Esse novo tipo de organização chocou-se com o modelo tradicional da Lavapés, marcado pela total centralização das decisões em torno de Madrinha Eunice. As novas exigências foram responsáveis pela crise que atingiu inúmeras e tradicionais escolas de São Paulo. Algumas não suportaram e vieram a extinguir-se. Outras conheceram períodos amargos marcados pelos sucessivos
rebaixamentos. Até mesmo os cordões deixaram de existir e transformaram-se em escolas de samba.

A Lavapés, igualmente atingida, ainda conseguiu manter-se até 1975, entre o primeiro e o segundo grupos. A partir deste ano, porém, iniciou um processo de crise que culminou com a queda para vaga aberta em 1981. Alguns anos depois, o falecimento de Madrinha Eunice viria abalar profundamente a vermelho e branco do Glicério.

No entanto, como toda instituição gloriosa, a Lavapés superou a ameaça de extinção, ressurgindo com toda a força e galhardia, agora sob a presidência de sua neta, Rosimeire Marcondes.

Ainda que enfrentando dificuldades iniciais, Rosimeire devolveu à escola a esperança, reconstruiu a sua auto-estima e lidera atualmente a caminhada rumo ao Grupo Especial.

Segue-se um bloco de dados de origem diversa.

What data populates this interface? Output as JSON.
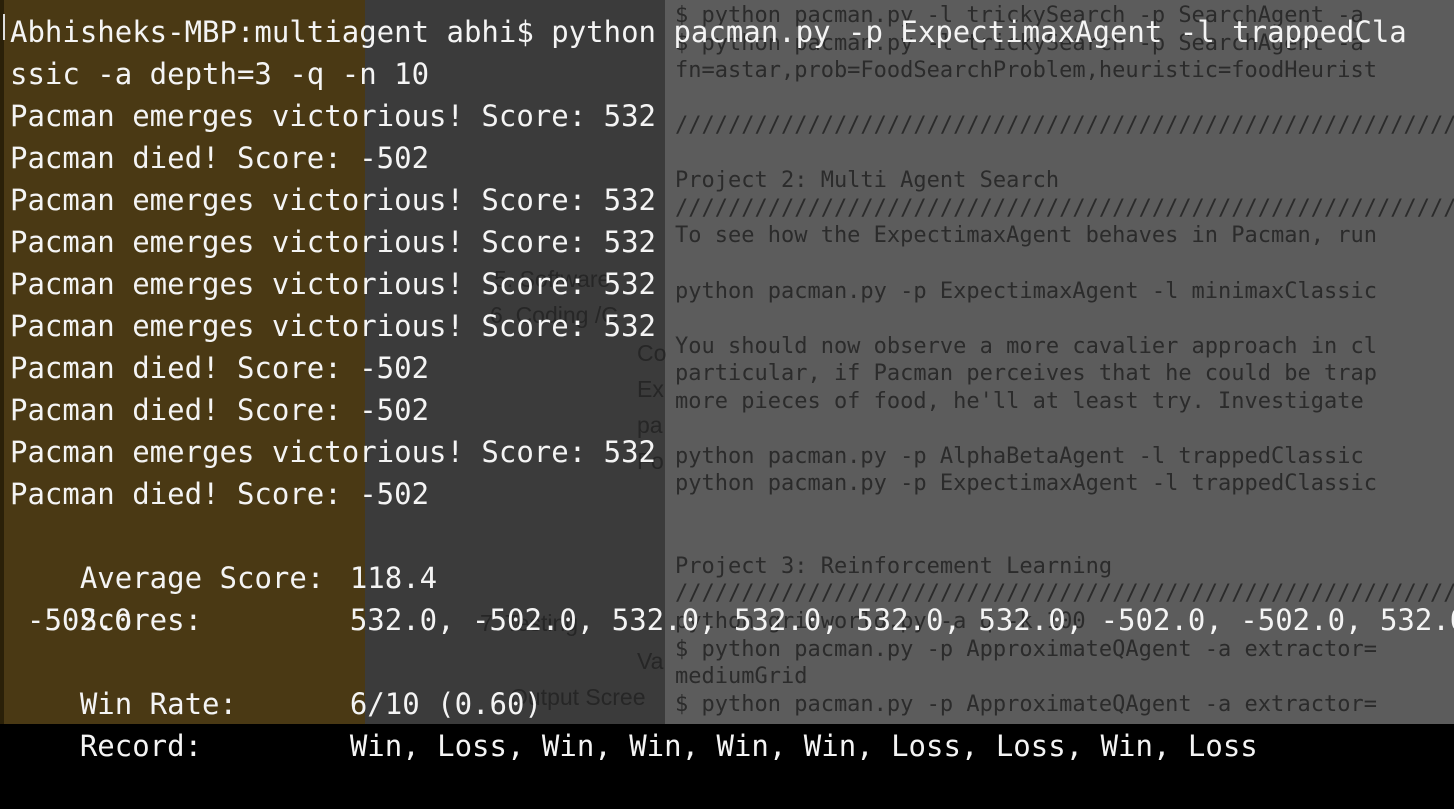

A Lavapés hoje, além de se constituir na depositária maior das melhores tradições do samba paulistano, retoma sua característica de inovação,procurando desenvolver projetos sócio-culturais que busquem integrar sua grande comunidade na grande praça da cidadania.

Nessa nova trajetória tem como seu mais recente triunfo, o título de campeã do Grupo III, no Carnaval de 2007.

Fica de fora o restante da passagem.